Il terzo punto di vista è quello degli editori, per i quali le traduzioni costituivano una fonte irrinunciabile di reddito. Il libro mostra, con grande finezza, la loro continua negoziazione con il regime, il quale, mostratosi fino alla fine incline al compromesso (come dimostra il caso di Americana), era ben attento a non lederne gli interessi commerciali. Anzi, almeno fino alla seconda metà degli anni Trenta, il regime tendeva ad andare incontro agli editori più che agli scrittori: se questi protestavano contro l’industrializzazione dell’editoria italiana, le autorità fasciste non vedevano di cattivo occhio tale modernizzazione del mercato librario italiano, a cui proprio le traduzioni avevano contribuito.

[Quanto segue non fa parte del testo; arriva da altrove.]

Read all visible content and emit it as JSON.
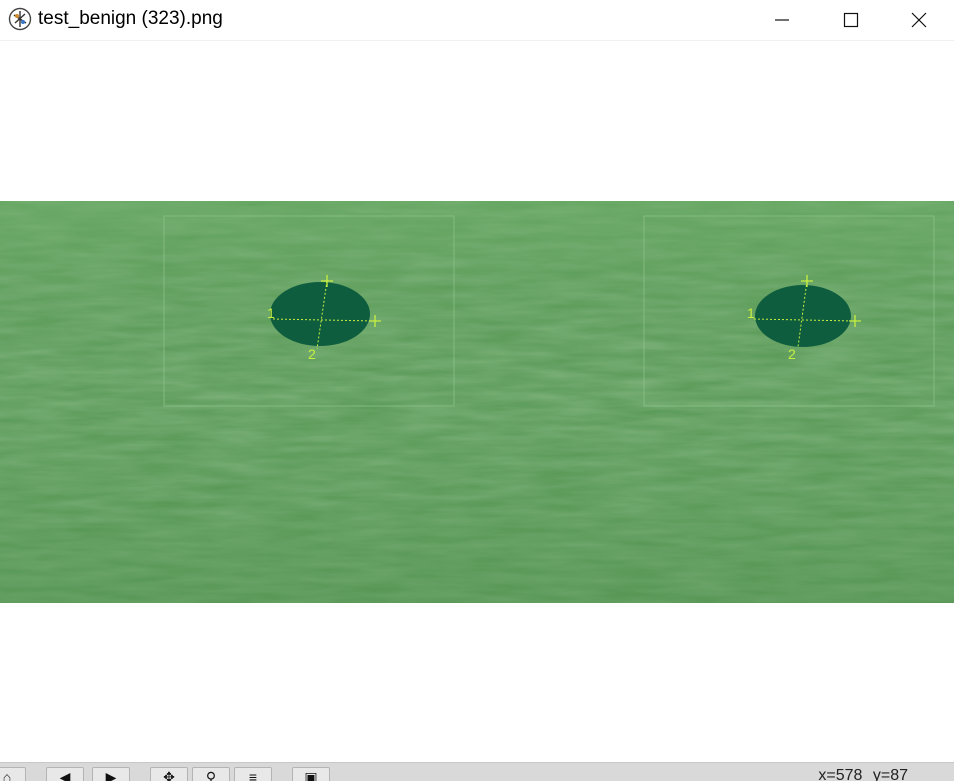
{
  "window": {
    "title": "test_benign (323).png",
    "app_icon": "image-viewer-icon",
    "controls": [
      "minimize-icon",
      "maximize-icon",
      "close-icon"
    ]
  },
  "toolbar": {
    "buttons": [
      {
        "name": "home-button",
        "icon": "home-icon",
        "glyph": "⌂"
      },
      {
        "name": "back-button",
        "icon": "back-arrow-icon",
        "glyph": "◀"
      },
      {
        "name": "forward-button",
        "icon": "forward-arrow-icon",
        "glyph": "▶"
      },
      {
        "name": "pan-button",
        "icon": "move-icon",
        "glyph": "✥"
      },
      {
        "name": "zoom-button",
        "icon": "zoom-icon",
        "glyph": "⚲"
      },
      {
        "name": "configure-button",
        "icon": "sliders-icon",
        "glyph": "≡"
      },
      {
        "name": "save-button",
        "icon": "save-icon",
        "glyph": "▣"
      }
    ]
  },
  "status": {
    "x_readout": "x=578",
    "y_readout": "y=87"
  },
  "image": {
    "background_color": "#5a9a58",
    "lesion_color": "#0e5d3f",
    "marker_color": "#c8f040",
    "marker_labels": [
      "1",
      "2"
    ]
  }
}
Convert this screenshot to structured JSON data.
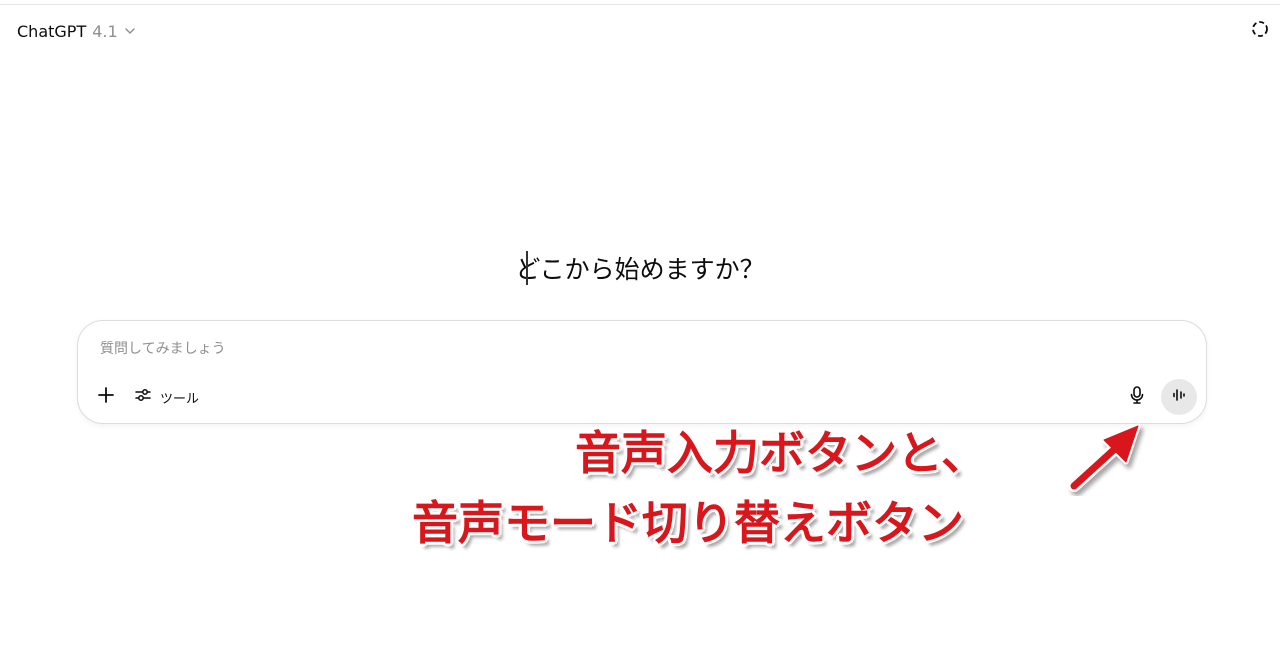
{
  "header": {
    "model_name": "ChatGPT",
    "model_version": "4.1",
    "model_chevron_icon": "chevron-down-icon",
    "temporary_chat_icon": "dashed-circle-icon"
  },
  "main": {
    "heading": "どこから始めますか？"
  },
  "composer": {
    "placeholder": "質問してみましょう",
    "add_icon": "plus-icon",
    "tools_icon": "sliders-icon",
    "tools_label": "ツール",
    "mic_icon": "microphone-icon",
    "voice_mode_icon": "waveform-icon"
  },
  "annotation": {
    "line1": "音声入力ボタンと、",
    "line2": "音声モード切り替えボタン",
    "color": "#d8161b",
    "arrow_icon": "red-arrow-icon"
  },
  "colors": {
    "voice_button_bg": "#e8e8e8",
    "composer_border": "#dcdcdc",
    "placeholder_text": "#8f8f8f"
  }
}
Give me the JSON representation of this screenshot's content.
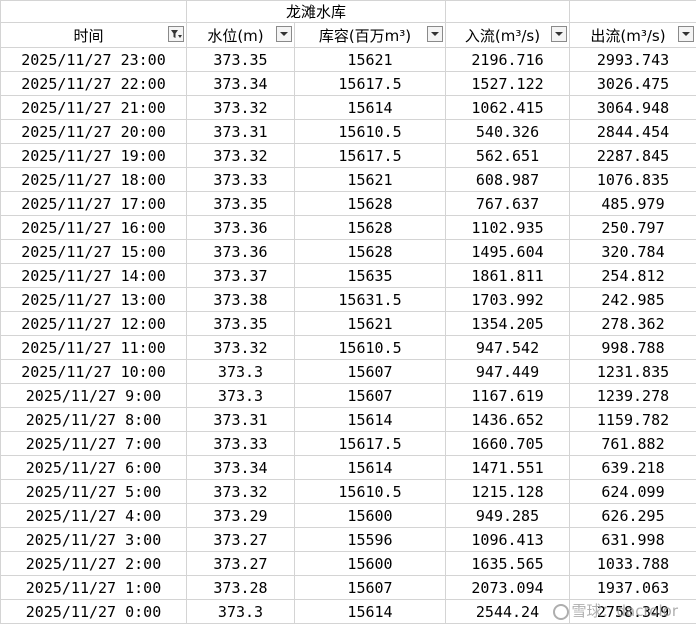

L’altro motivo di grande interesse dell’indagine di Rundle riguarda la sua posizione all’interno dei translation studies. Per intendere il valore del libro nel suo complesso e la rilevanza dei problemi da esso posti occorre infatti tener presente l’importante riflessione teorica condotta dallo studioso, ormai da un decennio, sulle ragioni e sui metodi della storia della traduzione; sui suoi rapporti con la storia tout court e con altri approcci traduttologici; sull’utilità propriamente storiografica del punto di vista delle traduzioni. Nel caso del fascismo esso ha permesso di far luce su molteplici questioni storiche, fra cui la natura della censura fascista e del regime stesso; le trasformazioni dell’editoria italiana; il rapporto degli intellettuali con la cultura di massa e con il potere. Il vizio dell’esterofilia mostra così tutto il potenziale del proposito espresso da Rundle in un illuminante dialogo del 2016 con lo storico Vicente Rafael: usare la traduzione «as an interpretative lens through which to re-examine a historical object in new and interesting ways».